A la Préhistoire, dans l’Antiquité romaine, pendant la Révolution française, à la Belle époque, de nos jours et dans le futur, l’histoire de la prostitution vue à travers six sketches.

Ça va du très nul (la Préhistoire selon Franco Indovina) jusqu’au pas mal (la Révolution française par de Broca ou la Belle-époque par Michael Pfleghar) en passant par le bellement improbable (l’anticipation de Jean-Luc Godard dans la droite lignée de Alphaville).

Le Mauvais Chemin (La Viaccia, Mauro Bolognini, 1960)

A la fin du XIXème siècle, un jeune paysan italien légataire de son riche oncle s’amourache d’une prostituée.

La viaccia est un mélodrame romanesque qui confronte la ville à la campagne, les bonnes gens aux prostituées, la famille au bordel. Les oppositions sont relativement subtiles, les personnages plutôt bien dessinés. A l’exception d’une fin exagérément pathétique, les péripéties sont crédibles. Bref, le film est d’une facture tout ce qu’il y a de plus honorable. Il est simplement dommage qu’elle soit aussi académique.

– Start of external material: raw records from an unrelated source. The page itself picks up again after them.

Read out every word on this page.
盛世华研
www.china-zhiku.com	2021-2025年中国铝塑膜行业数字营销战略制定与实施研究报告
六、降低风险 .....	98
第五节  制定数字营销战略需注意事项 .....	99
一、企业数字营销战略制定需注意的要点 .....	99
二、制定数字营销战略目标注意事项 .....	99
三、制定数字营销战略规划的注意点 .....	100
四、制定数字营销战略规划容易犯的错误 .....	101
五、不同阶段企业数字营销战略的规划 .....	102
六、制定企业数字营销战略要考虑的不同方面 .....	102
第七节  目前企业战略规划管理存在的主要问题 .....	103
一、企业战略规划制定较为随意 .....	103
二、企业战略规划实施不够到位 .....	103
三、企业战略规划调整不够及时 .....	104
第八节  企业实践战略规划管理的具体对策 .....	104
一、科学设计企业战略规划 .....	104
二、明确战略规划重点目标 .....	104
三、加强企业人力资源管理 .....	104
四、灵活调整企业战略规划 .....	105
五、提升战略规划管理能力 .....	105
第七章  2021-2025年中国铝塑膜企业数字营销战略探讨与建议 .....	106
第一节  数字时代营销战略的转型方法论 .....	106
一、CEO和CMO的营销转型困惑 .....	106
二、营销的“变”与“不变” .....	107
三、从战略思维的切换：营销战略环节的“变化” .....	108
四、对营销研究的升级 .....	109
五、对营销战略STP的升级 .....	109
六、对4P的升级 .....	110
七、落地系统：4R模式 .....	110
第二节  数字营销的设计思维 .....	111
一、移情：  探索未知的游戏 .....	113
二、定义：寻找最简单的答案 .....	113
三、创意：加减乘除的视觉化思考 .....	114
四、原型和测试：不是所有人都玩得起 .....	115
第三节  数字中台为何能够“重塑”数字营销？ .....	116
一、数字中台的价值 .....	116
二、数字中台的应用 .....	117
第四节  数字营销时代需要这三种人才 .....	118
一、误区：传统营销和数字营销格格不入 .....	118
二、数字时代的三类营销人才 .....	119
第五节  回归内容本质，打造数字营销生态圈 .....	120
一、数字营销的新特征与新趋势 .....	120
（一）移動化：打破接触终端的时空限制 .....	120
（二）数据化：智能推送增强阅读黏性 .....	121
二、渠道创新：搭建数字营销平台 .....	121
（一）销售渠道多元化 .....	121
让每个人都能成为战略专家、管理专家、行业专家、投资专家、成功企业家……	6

Le style précieux de Bolognini n’a pas encore atteint sa plénitude. Ici, les décors et les costumes sont soignés, la photographie est belle (j’ai songé à la peinture hollandaise devant certaines scènes de rue) mais la rigidité de la mise en scène n’est jamais dépassée, elle ne crée jamais de mélancolie comme dans les quelques grands films que le cinéaste réalisera par la suite (L’héritage). La faute peut-être à une musique banale qui ne donne aucun relief aux images, une musique à l’opposé des bandes originales qu’Ennio Morricone composera pour Bolognini dans les années 70. La faute aussi à des dialogues trop littéraires compte tenu des personnages qui les prononcent. La faute enfin au doublage de Claudia Cardinale, d’une fadeur insultante pour la bella donna.

Libera mon amour (Mauro Bolognini, 1974)

Un film étrange, qui à travers une héroïne délibérement caricaturale (elle s’appelle Libera Anarchia) et une mise en scène frôlant le grotesque montre l’apparente normalité du fascisme et surtout la névrosité apparente des légitimes insoumis.

Les images d’archives qui reviennent régulièrement sont un contrepoint aussi glaçant que pertinent à un début assez comique. Des moments touchants dûs notamment à la musique de Morricone même si on peut regretter que tout ça paraisse parfois désincarné en dépit d’une magnifique Claudia Cardinale dans le rôle titre et de très bons seconds rôles, la narration et l’évolution psychologique de ses personnages n’étant a priori pas le souci majeur de Bolognini qui se préoccupe plus sur ce film de son propos politique et du symbolisme de sa mise en scène.